No one answered last week High School's POTW correctly but an honorable mention goes to lfdahl, as he computed all values correct except for the value of $\left(\dfrac{u}{v}+\dfrac{v}{u}+\dfrac{v}{w}+\dfrac{w}{v}+\dfrac{u}{w}+\dfrac{w}{u}+3\right)$.

Here's the proposed solution:

Spoiler

We're told $u,\,v,\,w$ are the roots of the equation $x^3-6x^2+18x-36=0$.

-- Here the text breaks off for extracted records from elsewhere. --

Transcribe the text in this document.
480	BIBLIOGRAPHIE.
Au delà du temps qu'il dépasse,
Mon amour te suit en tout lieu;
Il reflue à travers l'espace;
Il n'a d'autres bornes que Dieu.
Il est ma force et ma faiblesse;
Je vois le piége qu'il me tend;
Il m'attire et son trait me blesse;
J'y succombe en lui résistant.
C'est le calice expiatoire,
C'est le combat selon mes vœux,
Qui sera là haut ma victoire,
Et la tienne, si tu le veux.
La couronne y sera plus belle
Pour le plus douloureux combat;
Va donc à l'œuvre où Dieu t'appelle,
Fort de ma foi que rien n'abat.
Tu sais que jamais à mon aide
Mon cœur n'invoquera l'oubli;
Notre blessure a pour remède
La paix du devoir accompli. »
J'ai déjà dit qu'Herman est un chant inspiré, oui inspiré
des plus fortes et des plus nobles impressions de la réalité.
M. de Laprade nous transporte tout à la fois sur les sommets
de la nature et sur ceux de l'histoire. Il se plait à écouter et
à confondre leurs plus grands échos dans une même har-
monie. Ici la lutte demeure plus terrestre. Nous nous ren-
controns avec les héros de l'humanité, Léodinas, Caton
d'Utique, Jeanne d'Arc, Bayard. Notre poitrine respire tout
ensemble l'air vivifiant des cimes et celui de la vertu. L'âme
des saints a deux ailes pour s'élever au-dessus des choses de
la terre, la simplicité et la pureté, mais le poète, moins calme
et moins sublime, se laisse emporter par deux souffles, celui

Vieta's formulas tell us then that

$u+v+w=6$; $uv+uw+vw=18$; $uvw=36$

Not that the expression inside the first parentheses could be algebraically modified so we could determine its value:

$\begin{align*}\dfrac{u}{v}+\dfrac{v}{u}+\dfrac{v}{w}+\dfrac{w}{v}+\dfrac{u}{w}+\dfrac{w}{u}+3&=1+\dfrac{u}{v}+\dfrac{u}{w}+1+\dfrac{v}{u}+\dfrac{v}{w}+1+\dfrac{w}{v}+\dfrac{w}{u}\\&=\dfrac{u}{u}+\dfrac{u}{v}+\dfrac{u}{w}+\dfrac{v}{v}+\dfrac{v}{u}+\dfrac{v}{w}+\dfrac{w}{w}+\dfrac{w}{v}+\dfrac{w}{u}\\&=u\left(\dfrac{1}{u}+\dfrac{1}{v}+\dfrac{1}{w}\right)+v\left(\dfrac{1}{u}+\dfrac{1}{v}+\dfrac{1}{w}\right)+w\left(\dfrac{1}{u}+\dfrac{1}{v}+\dfrac{1}{w}\right)\\&=(u+v+w)\left(\dfrac{1}{u}+\dfrac{1}{v}+\dfrac{1}{w}\right)\\&=(u+v+w)\left(\dfrac{uv+uw+vw}{uvw}\right)\\&=(6)\left(\dfrac{18}{36}\right)\\&=3\end{align*}$

We also have

$u^2+v^2+w^2=(u+v+w)^2-2(uv+uw+vw)=6^2-2(18)=0$ and

$u^3+v^3+w^3=(u+v+w)^3-3(u+v+w)(uv+uw+vw)+3uvw=6^3-3(6)(18)+3(36)=0$

Thus,

$\left(\dfrac{u}{v}+\dfrac{v}{u}+\dfrac{v}{w}+\dfrac{w}{v}+\dfrac{u}{w}+\dfrac{w}{u}+3\right)(3^{u^2+v^2+w^2})^{u^3+v^3+w^3}=3(3^0)^0=3^1=3$